According to Byran Ford's paper, the parser needs to scan the input string from left to right and construct the cache in any position:

for idx in len(input_string):
    parse_E(idx)
    parse_Char(idx)

So, let's check the cache construction under the hood, initially, we have an empty cache and input string:

cache: {'parse_E': {}, 'parse_Char': {}}
input string: `2 + 3 + 4`

The function call happens in the following order when idx=0. Clearly, we construct the cache from right to left at position 0 (not even to mention idx=1 or above).

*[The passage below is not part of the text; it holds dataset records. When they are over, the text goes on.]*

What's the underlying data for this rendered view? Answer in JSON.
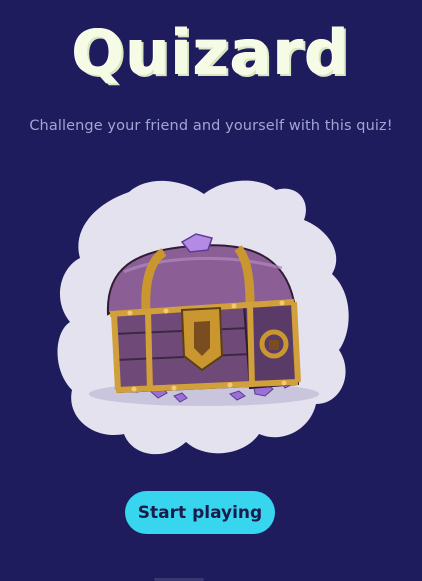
{
  "app": {
    "title": "Quizard",
    "subtitle": "Challenge your friend and yourself with this quiz!"
  },
  "hero": {
    "image": "treasure-chest-illustration"
  },
  "actions": {
    "start_label": "Start playing"
  },
  "colors": {
    "background": "#1f1c5e",
    "title": "#f6fbe6",
    "subtitle": "#9fa6d3",
    "blob": "#e3e2ee",
    "button": "#37d6ee",
    "button_text": "#1b1a4d"
  }
}
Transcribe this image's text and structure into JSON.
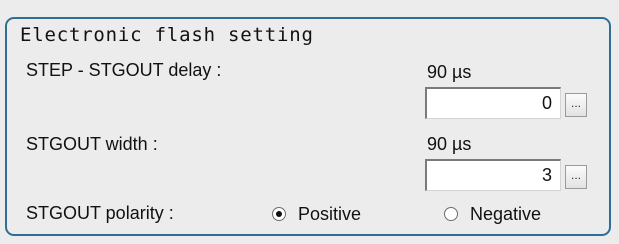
{
  "group": {
    "title": "Electronic flash setting"
  },
  "rows": {
    "delay": {
      "label": "STEP - STGOUT delay :",
      "value_text": "90  µs",
      "input_value": "0",
      "button_label": "..."
    },
    "width": {
      "label": "STGOUT width :",
      "value_text": "90  µs",
      "input_value": "3",
      "button_label": "..."
    },
    "polarity": {
      "label": "STGOUT polarity :",
      "options": [
        {
          "label": "Positive",
          "selected": true
        },
        {
          "label": "Negative",
          "selected": false
        }
      ]
    }
  }
}
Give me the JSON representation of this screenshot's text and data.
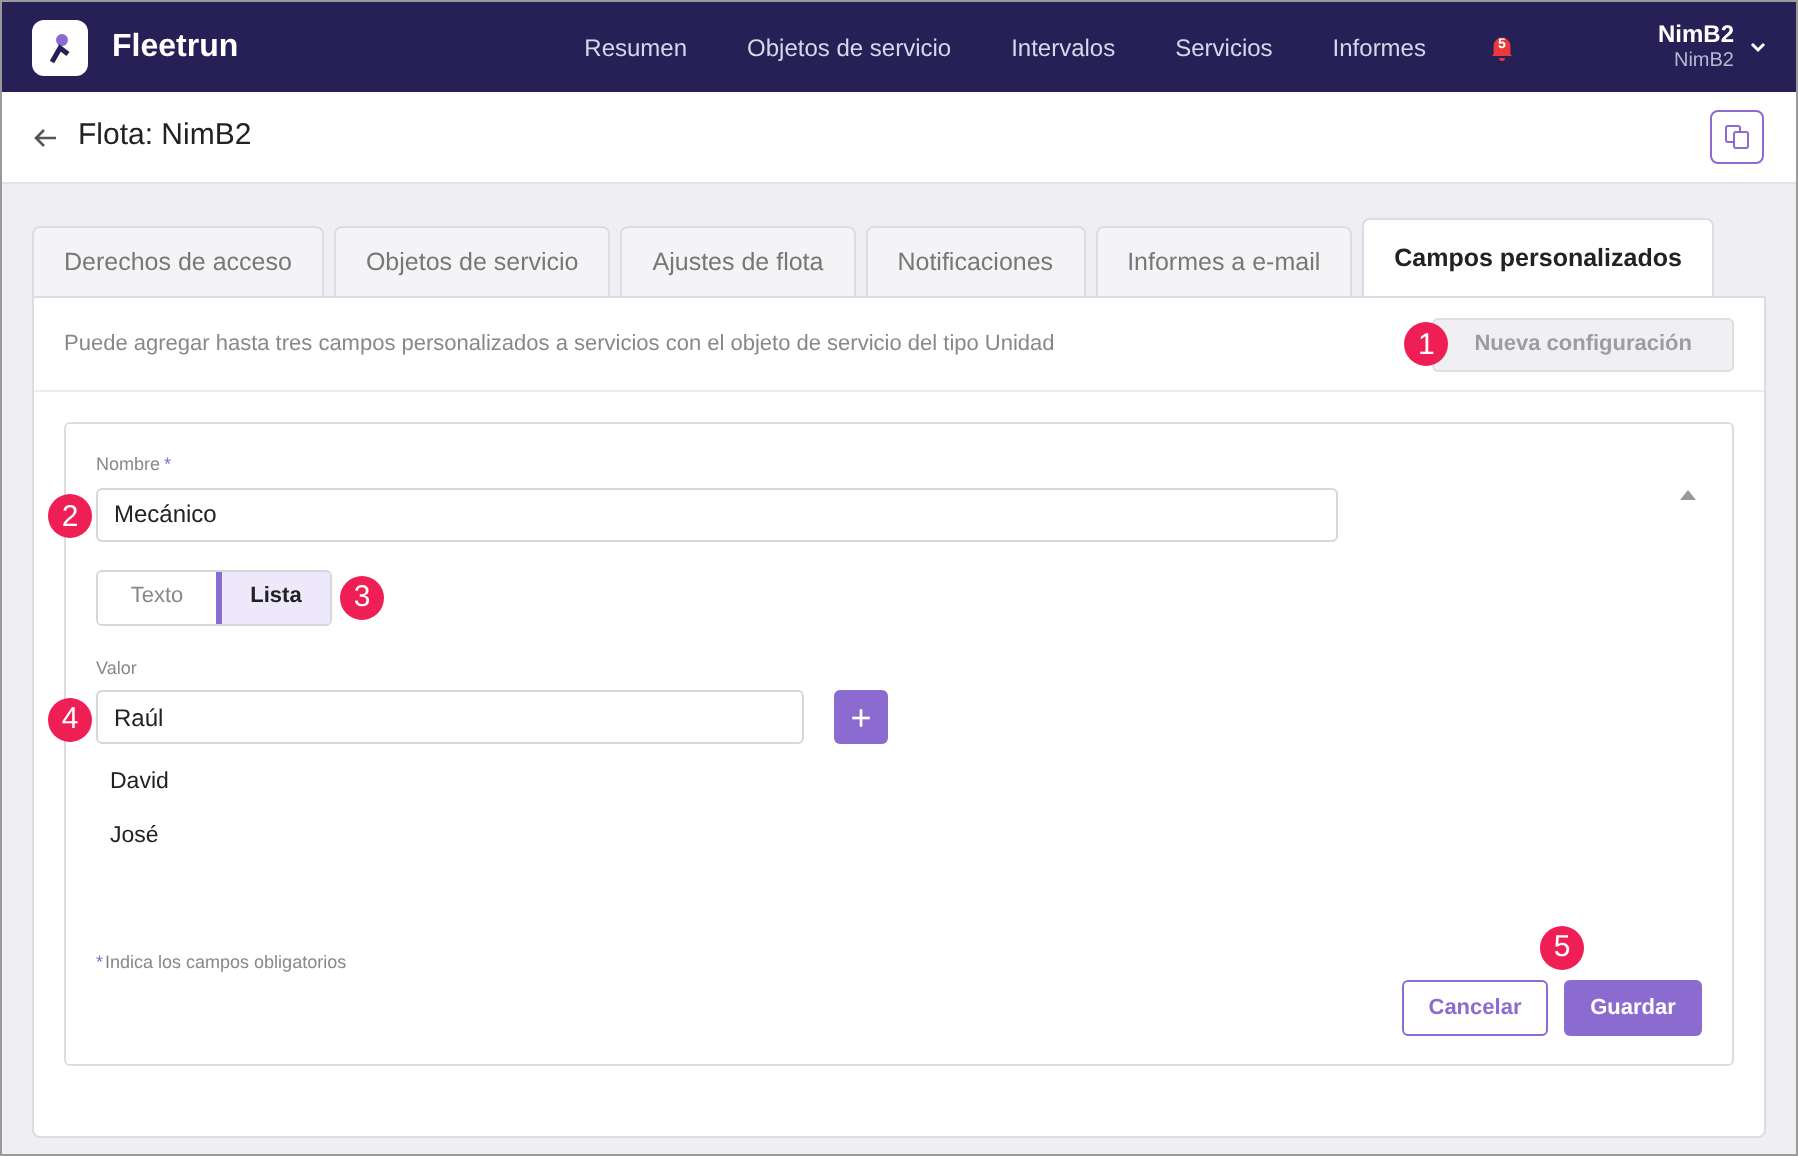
{
  "app": {
    "name": "Fleetrun"
  },
  "nav": {
    "items": [
      {
        "label": "Resumen"
      },
      {
        "label": "Objetos de servicio"
      },
      {
        "label": "Intervalos"
      },
      {
        "label": "Servicios"
      },
      {
        "label": "Informes"
      }
    ],
    "notifications": "5"
  },
  "user": {
    "name": "NimB2",
    "subtitle": "NimB2"
  },
  "page": {
    "title": "Flota: NimB2"
  },
  "tabs": [
    {
      "label": "Derechos de acceso",
      "selected": false
    },
    {
      "label": "Objetos de servicio",
      "selected": false
    },
    {
      "label": "Ajustes de flota",
      "selected": false
    },
    {
      "label": "Notificaciones",
      "selected": false
    },
    {
      "label": "Informes a e-mail",
      "selected": false
    },
    {
      "label": "Campos personalizados",
      "selected": true
    }
  ],
  "info": {
    "text": "Puede agregar hasta tres campos personalizados a servicios con el objeto de servicio del tipo Unidad",
    "button": "Nueva configuración",
    "button_disabled": true,
    "callout": "1"
  },
  "form": {
    "name_label": "Nombre",
    "required_mark": "*",
    "name_value": "Mecánico",
    "name_callout": "2",
    "type_options": [
      {
        "label": "Texto",
        "selected": false
      },
      {
        "label": "Lista",
        "selected": true
      }
    ],
    "type_callout": "3",
    "value_label": "Valor",
    "value": "Raúl",
    "value_callout": "4",
    "add_button": "+",
    "list_items": [
      "David",
      "José"
    ],
    "required_note": "Indica los campos obligatorios",
    "cancel": "Cancelar",
    "save": "Guardar",
    "save_callout": "5"
  }
}
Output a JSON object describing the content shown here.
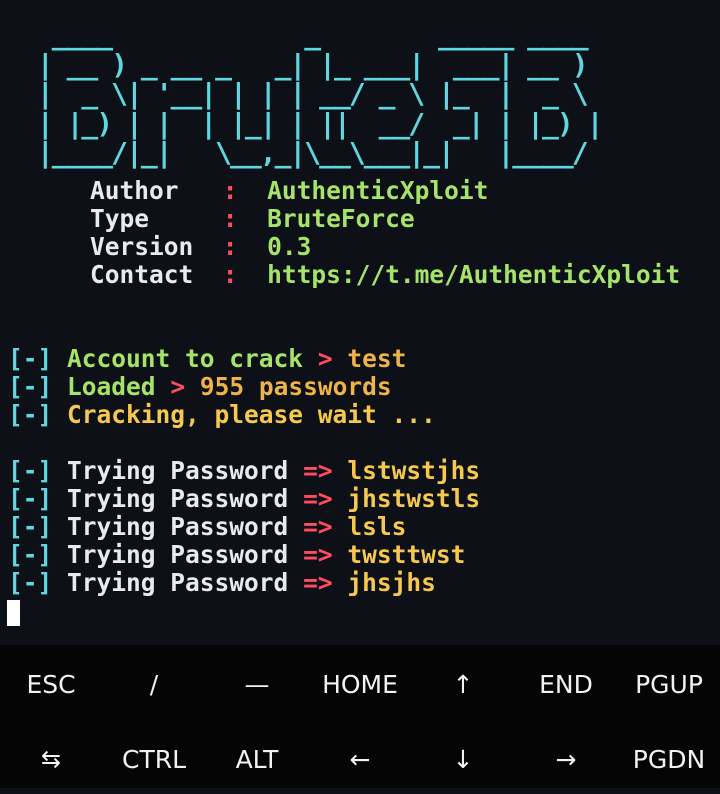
{
  "banner": {
    "ascii": "  ____             _        _____ ____  \n | __ ) _ __ _   _| |_ ___|  ___| __ ) \n |  _ \\| '__| | | | __/ _ \\ |_  |  _ \\ \n | |_) | |  | |_| | ||  __/  _| | |_) |\n |____/|_|   \\__,_|\\__\\___|_|   |____/ "
  },
  "info": [
    {
      "key": "Author ",
      "sep": ":",
      "value": "AuthenticXploit"
    },
    {
      "key": "Type   ",
      "sep": ":",
      "value": "BruteForce"
    },
    {
      "key": "Version",
      "sep": ":",
      "value": "0.3"
    },
    {
      "key": "Contact",
      "sep": ":",
      "value": "https://t.me/AuthenticXploit"
    }
  ],
  "status": {
    "account": {
      "prefix": "[-]",
      "label": "Account to crack",
      "arrow": ">",
      "value": "test"
    },
    "loaded": {
      "prefix": "[-]",
      "label": "Loaded",
      "arrow": ">",
      "value": "955 passwords"
    },
    "cracking": {
      "prefix": "[-]",
      "text": "Cracking, please wait ..."
    }
  },
  "attempts": [
    {
      "prefix": "[-]",
      "label": "Trying Password",
      "arrow": "=>",
      "value": "lstwstjhs"
    },
    {
      "prefix": "[-]",
      "label": "Trying Password",
      "arrow": "=>",
      "value": "jhstwstls"
    },
    {
      "prefix": "[-]",
      "label": "Trying Password",
      "arrow": "=>",
      "value": "lsls"
    },
    {
      "prefix": "[-]",
      "label": "Trying Password",
      "arrow": "=>",
      "value": "twsttwst"
    },
    {
      "prefix": "[-]",
      "label": "Trying Password",
      "arrow": "=>",
      "value": "jhsjhs"
    }
  ],
  "extra_keys": {
    "row1": [
      "ESC",
      "/",
      "—",
      "HOME",
      "↑",
      "END",
      "PGUP"
    ],
    "row2": [
      "⇆",
      "CTRL",
      "ALT",
      "←",
      "↓",
      "→",
      "PGDN"
    ]
  },
  "colors": {
    "background": "#0d1117",
    "cyan": "#5fd7e0",
    "green": "#a6e36b",
    "red": "#ff4d5e",
    "yellow": "#f6c84e",
    "keybar": "#050505"
  }
}
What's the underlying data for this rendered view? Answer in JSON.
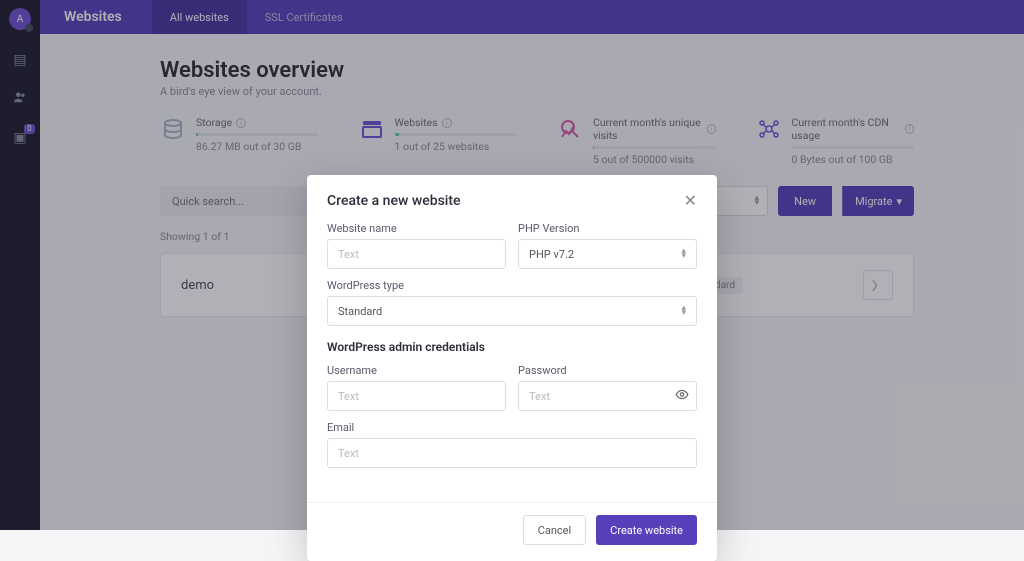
{
  "sidebar": {
    "avatar_initial": "A",
    "badge": "0"
  },
  "topbar": {
    "brand": "Websites",
    "tabs": [
      "All websites",
      "SSL Certificates"
    ],
    "active_tab": 0
  },
  "page": {
    "title": "Websites overview",
    "subtitle": "A bird's eye view of your account."
  },
  "stats": [
    {
      "label": "Storage",
      "value": "86.27 MB out of 30 GB",
      "fill": 2,
      "icon": "storage-icon",
      "color": "#a9b4c4"
    },
    {
      "label": "Websites",
      "value": "1 out of 25 websites",
      "fill": 4,
      "icon": "websites-icon",
      "color": "#6e52d2"
    },
    {
      "label": "Current month's unique visits",
      "value": "5 out of 500000 visits",
      "fill": 1,
      "icon": "visits-icon",
      "color": "#d85fa4"
    },
    {
      "label": "Current month's CDN usage",
      "value": "0 Bytes out of 100 GB",
      "fill": 0,
      "icon": "cdn-icon",
      "color": "#6e52d2"
    }
  ],
  "toolbar": {
    "search_placeholder": "Quick search...",
    "new": "New",
    "migrate": "Migrate"
  },
  "listing": {
    "showing": "Showing 1 of 1",
    "rows": [
      {
        "name": "demo",
        "tag": "andard"
      }
    ]
  },
  "modal": {
    "title": "Create a new website",
    "labels": {
      "website_name": "Website name",
      "php_version": "PHP Version",
      "wordpress_type": "WordPress type",
      "section": "WordPress admin credentials",
      "username": "Username",
      "password": "Password",
      "email": "Email"
    },
    "values": {
      "php_version": "PHP v7.2",
      "wordpress_type": "Standard"
    },
    "placeholder": "Text",
    "buttons": {
      "cancel": "Cancel",
      "create": "Create website"
    }
  }
}
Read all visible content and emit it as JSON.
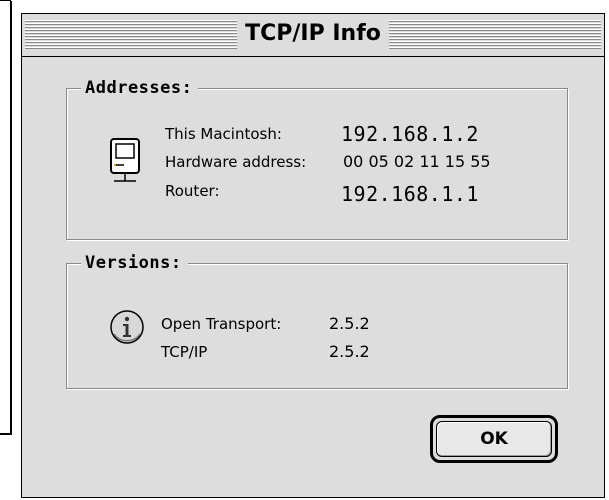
{
  "window": {
    "title": "TCP/IP Info"
  },
  "addresses": {
    "label": "Addresses:",
    "this_mac_label": "This Macintosh:",
    "this_mac_value": "192.168.1.2",
    "hardware_label": "Hardware address:",
    "hardware_value": "00 05 02 11 15 55",
    "router_label": "Router:",
    "router_value": "192.168.1.1"
  },
  "versions": {
    "label": "Versions:",
    "open_transport_label": "Open Transport:",
    "open_transport_value": "2.5.2",
    "tcpip_label": "TCP/IP",
    "tcpip_value": "2.5.2"
  },
  "buttons": {
    "ok_label": "OK"
  },
  "icons": {
    "computer": "macintosh-computer-icon",
    "info": "info-icon"
  },
  "colors": {
    "dialog_bg": "#dddddd",
    "frame": "#8a8a8a"
  }
}
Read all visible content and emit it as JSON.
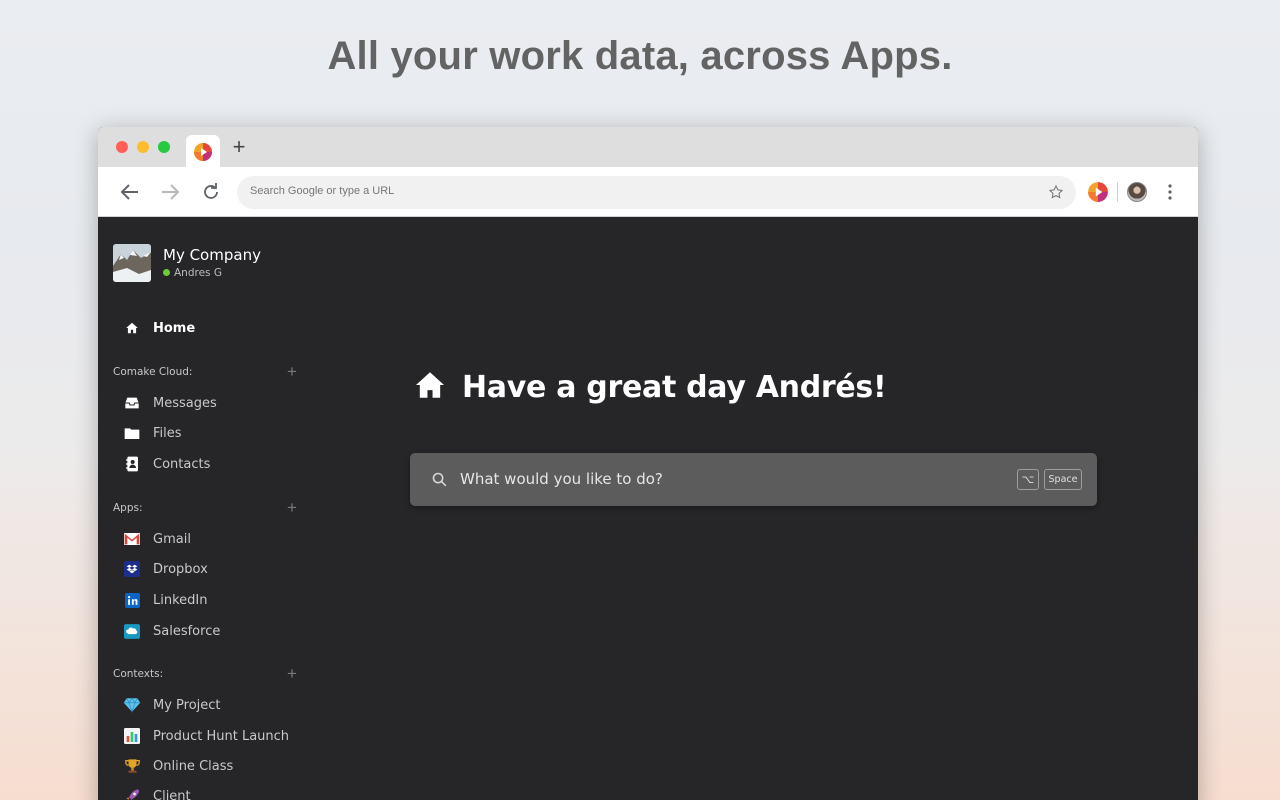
{
  "headline": "All your work data, across Apps.",
  "browser": {
    "new_tab": "+",
    "omnibox_placeholder": "Search Google or type a URL"
  },
  "sidebar": {
    "company": "My Company",
    "user": "Andres G",
    "home_label": "Home",
    "sections": [
      {
        "label": "Comake Cloud:",
        "add": "+",
        "items": [
          {
            "label": "Messages",
            "icon": "inbox-icon"
          },
          {
            "label": "Files",
            "icon": "folder-icon"
          },
          {
            "label": "Contacts",
            "icon": "contacts-book-icon"
          }
        ]
      },
      {
        "label": "Apps:",
        "add": "+",
        "items": [
          {
            "label": "Gmail",
            "icon": "gmail-icon"
          },
          {
            "label": "Dropbox",
            "icon": "dropbox-icon"
          },
          {
            "label": "LinkedIn",
            "icon": "linkedin-icon"
          },
          {
            "label": "Salesforce",
            "icon": "salesforce-icon"
          }
        ]
      },
      {
        "label": "Contexts:",
        "add": "+",
        "items": [
          {
            "label": "My Project",
            "icon": "gem-icon"
          },
          {
            "label": "Product Hunt Launch",
            "icon": "bar-chart-icon"
          },
          {
            "label": "Online Class",
            "icon": "trophy-icon"
          },
          {
            "label": "Client",
            "icon": "rocket-icon"
          }
        ]
      }
    ]
  },
  "main": {
    "greeting": "Have a great day Andrés!",
    "search_placeholder": "What would you like to do?",
    "shortcut_modifier": "⌥",
    "shortcut_key": "Space"
  },
  "colors": {
    "sidebar_bg": "#262528",
    "search_bg": "#5c5c5d",
    "online": "#6ecb3a",
    "gmail_red": "#d44638",
    "dropbox_blue": "#0061fe",
    "linkedin_blue": "#0a66c2",
    "salesforce_blue": "#1798c1"
  }
}
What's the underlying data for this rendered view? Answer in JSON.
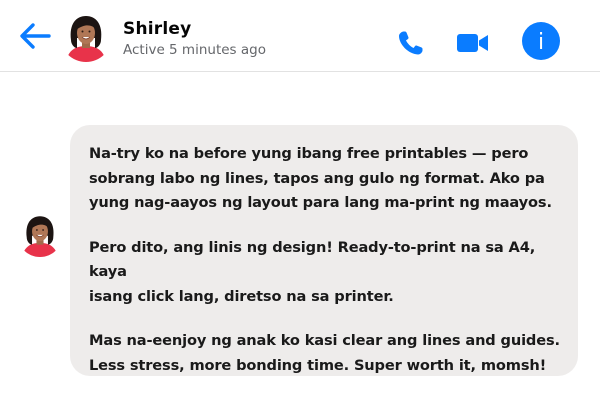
{
  "header": {
    "contact_name": "Shirley",
    "status": "Active 5 minutes ago",
    "back_icon": "back-arrow-icon",
    "call_icon": "phone-icon",
    "video_icon": "video-camera-icon",
    "info_icon": "info-icon",
    "info_glyph": "i"
  },
  "message": {
    "paragraphs": [
      "Na-try ko na before yung ibang free printables — pero\nsobrang labo ng lines, tapos ang gulo ng format. Ako pa\nyung nag-aayos ng layout para lang ma-print ng maayos.",
      "Pero dito, ang linis ng design! Ready-to-print na sa A4, kaya\nisang click lang, diretso na sa printer.",
      "Mas na-eenjoy ng anak ko kasi clear ang lines and guides.\nLess stress, more bonding time. Super worth it, momsh!"
    ]
  },
  "colors": {
    "accent": "#0a7cff",
    "bubble_background": "#eeeceb",
    "status_text": "#65676b",
    "avatar_ring": "#e8334a"
  }
}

  • parse_Char(Y) happens earlier than parse_Char(X) (Y > X)
  • parse_Char(X) must happens earlier than parse_E(X)
   parse_E(0)     ---   (E -> Num + E) (pending)
-> parse_Char(0)  --- 2 (pending)
-> parse_Char(1)  --- + (pending)
-> parse_E(2)     --- E (E -> Num + E) (pending)
-> parse_Char(2)  --- 3 (pending)       
-> parse_Char(3)  --- + (pending)
-> parse_E(4)     --- E (E -> Num) (pending)
-> parse_Char(4)  --- 4 (acc)

# Only after parse_Char(4) succeed and fill into cache, parse_E(4) can be successful...and so on.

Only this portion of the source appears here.